Les instances dirigeantes, la FIA et l’Automobile Club de l’Ouest, ont procédé à une révision majeure de la Balance de Performance en amont des 8 Heures de Bahreïn 2025. Ces changements s’inscrivaient dans une volonté de rééquilibrer les forces en présence après sept manches disputées. Parmi les constructeurs affectés, Cadillac et Porsche ont subi les ajustements les plus conséquents, tandis que Ferrari bénéficiait d’un traitement plus favorable.

La BoP a imposé à Cadillac une réduction drastique de 24 kW de puissance sous le seuil de 250 km/h, ramenant sa puissance totale à 486 kW. Cette modification plaçait le constructeur américain au même niveau que Porsche et Ferrari dans cette plage de vitesse critique. Pour Porsche, en guise d’adieu à son engagement officiel en WEC, c’est le poids minimum qui a été relevé à 1069 kg, faisant de la 963 l’Hypercar la plus lourde du plateau, dépassant de justesse Ferrari et Toyota qui avaient jusqu’alors porté ce fardeau.

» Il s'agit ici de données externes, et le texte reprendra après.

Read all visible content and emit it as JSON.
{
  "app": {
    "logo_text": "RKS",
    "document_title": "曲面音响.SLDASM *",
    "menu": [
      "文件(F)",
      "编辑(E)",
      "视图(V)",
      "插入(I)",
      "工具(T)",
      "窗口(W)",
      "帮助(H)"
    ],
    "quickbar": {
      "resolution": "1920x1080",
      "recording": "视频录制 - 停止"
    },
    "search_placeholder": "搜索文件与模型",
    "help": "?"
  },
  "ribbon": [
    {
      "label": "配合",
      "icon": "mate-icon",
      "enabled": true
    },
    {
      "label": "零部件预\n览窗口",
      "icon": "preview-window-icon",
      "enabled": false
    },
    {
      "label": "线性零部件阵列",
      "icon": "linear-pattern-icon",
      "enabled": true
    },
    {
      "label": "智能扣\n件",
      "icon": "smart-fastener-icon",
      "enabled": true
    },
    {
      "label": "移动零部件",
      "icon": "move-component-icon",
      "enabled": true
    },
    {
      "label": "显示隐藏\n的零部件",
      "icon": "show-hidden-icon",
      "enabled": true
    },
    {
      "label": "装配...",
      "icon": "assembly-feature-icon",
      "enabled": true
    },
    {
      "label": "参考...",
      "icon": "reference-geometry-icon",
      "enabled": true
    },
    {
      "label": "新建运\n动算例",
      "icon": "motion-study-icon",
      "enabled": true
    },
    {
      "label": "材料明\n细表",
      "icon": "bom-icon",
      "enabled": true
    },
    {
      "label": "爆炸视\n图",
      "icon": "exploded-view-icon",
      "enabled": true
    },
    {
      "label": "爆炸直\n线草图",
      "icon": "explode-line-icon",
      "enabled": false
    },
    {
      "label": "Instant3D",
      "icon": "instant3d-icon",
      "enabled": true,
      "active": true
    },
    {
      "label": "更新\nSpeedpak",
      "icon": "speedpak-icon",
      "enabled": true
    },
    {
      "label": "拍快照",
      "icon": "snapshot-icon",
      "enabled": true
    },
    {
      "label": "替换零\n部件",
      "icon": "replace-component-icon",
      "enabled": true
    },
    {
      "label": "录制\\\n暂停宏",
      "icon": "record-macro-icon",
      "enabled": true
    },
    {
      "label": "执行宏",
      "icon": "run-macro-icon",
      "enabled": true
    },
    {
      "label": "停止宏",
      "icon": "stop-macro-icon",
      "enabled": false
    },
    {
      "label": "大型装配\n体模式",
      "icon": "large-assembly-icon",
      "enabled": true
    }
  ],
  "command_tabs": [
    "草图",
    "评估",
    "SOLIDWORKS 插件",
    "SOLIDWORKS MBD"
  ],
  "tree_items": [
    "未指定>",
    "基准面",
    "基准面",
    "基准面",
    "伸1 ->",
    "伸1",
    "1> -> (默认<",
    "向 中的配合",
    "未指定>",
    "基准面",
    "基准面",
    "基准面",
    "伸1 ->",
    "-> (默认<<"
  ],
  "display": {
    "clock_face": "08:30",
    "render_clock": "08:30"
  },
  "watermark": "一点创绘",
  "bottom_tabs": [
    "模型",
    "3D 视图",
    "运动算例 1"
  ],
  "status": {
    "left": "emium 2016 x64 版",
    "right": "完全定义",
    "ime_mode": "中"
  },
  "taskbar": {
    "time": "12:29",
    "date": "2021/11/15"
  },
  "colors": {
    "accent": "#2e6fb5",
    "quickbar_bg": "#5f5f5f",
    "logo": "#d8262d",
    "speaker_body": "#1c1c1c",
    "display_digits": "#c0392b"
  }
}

Ferrari a bénéficié d’un double allègement avec une réduction de 2 kg de son poids minimum et un gain de 3 kW de puissance par rapport à la manche de Fuji. La 499P affichait désormais 1064 kg sur la balance, un chiffre qui témoignait d’une volonté des organisateurs de maintenir la compétitivité de la marque italienne dans sa quête du titre. Ces paramètres ont généré un ratio poids/puissance de 0,45 kW/kg pour Ferrari sous 250 km/h, similaire à celui de Cadillac mais légèrement inférieur à celui de Toyota qui atteignait 0,46 kW/kg.

Les ajustements au-delà de 250 km/h ont également redessiné la carte des performances sur le circuit de Sakhir, particulièrement riche en longues droites. Toyota, Cadillac et Aston Martin se partageaient les meilleurs ratios poids/puissance dans cette zone de vitesse, suivis de près par Ferrari, Peugeot, Porsche et BMW, tous regroupés autour de 0,47 kW/kg. En termes d’énergie disponible, la balance de performances et les enjeux pour Ferrari en Bahrain 2025 ont révélé que Cadillac perdait 10 MJ pour égaliser Ferrari à 893 MJ, tandis que Toyota conservait son avantage avec 909 MJ.

La domination Toyota lors de la course malgré les ajustements BoP

Les deux Toyota GR010 Hybrid ont monopolisé la première ligne sur la grille de départ, laissant présager leur domination future. La course a confirmé ces prédictions avec une performance magistrale des équipages japonais qui ont contrôlé les débats pendant la majeure partie des huit heures de compétition. Mike Conway, Kamui Kobayashi et Nyck de Vries au volant de la Toyota n°7 ont converti leur pole position en victoire, mettant fin à une année blanche pour le constructeur.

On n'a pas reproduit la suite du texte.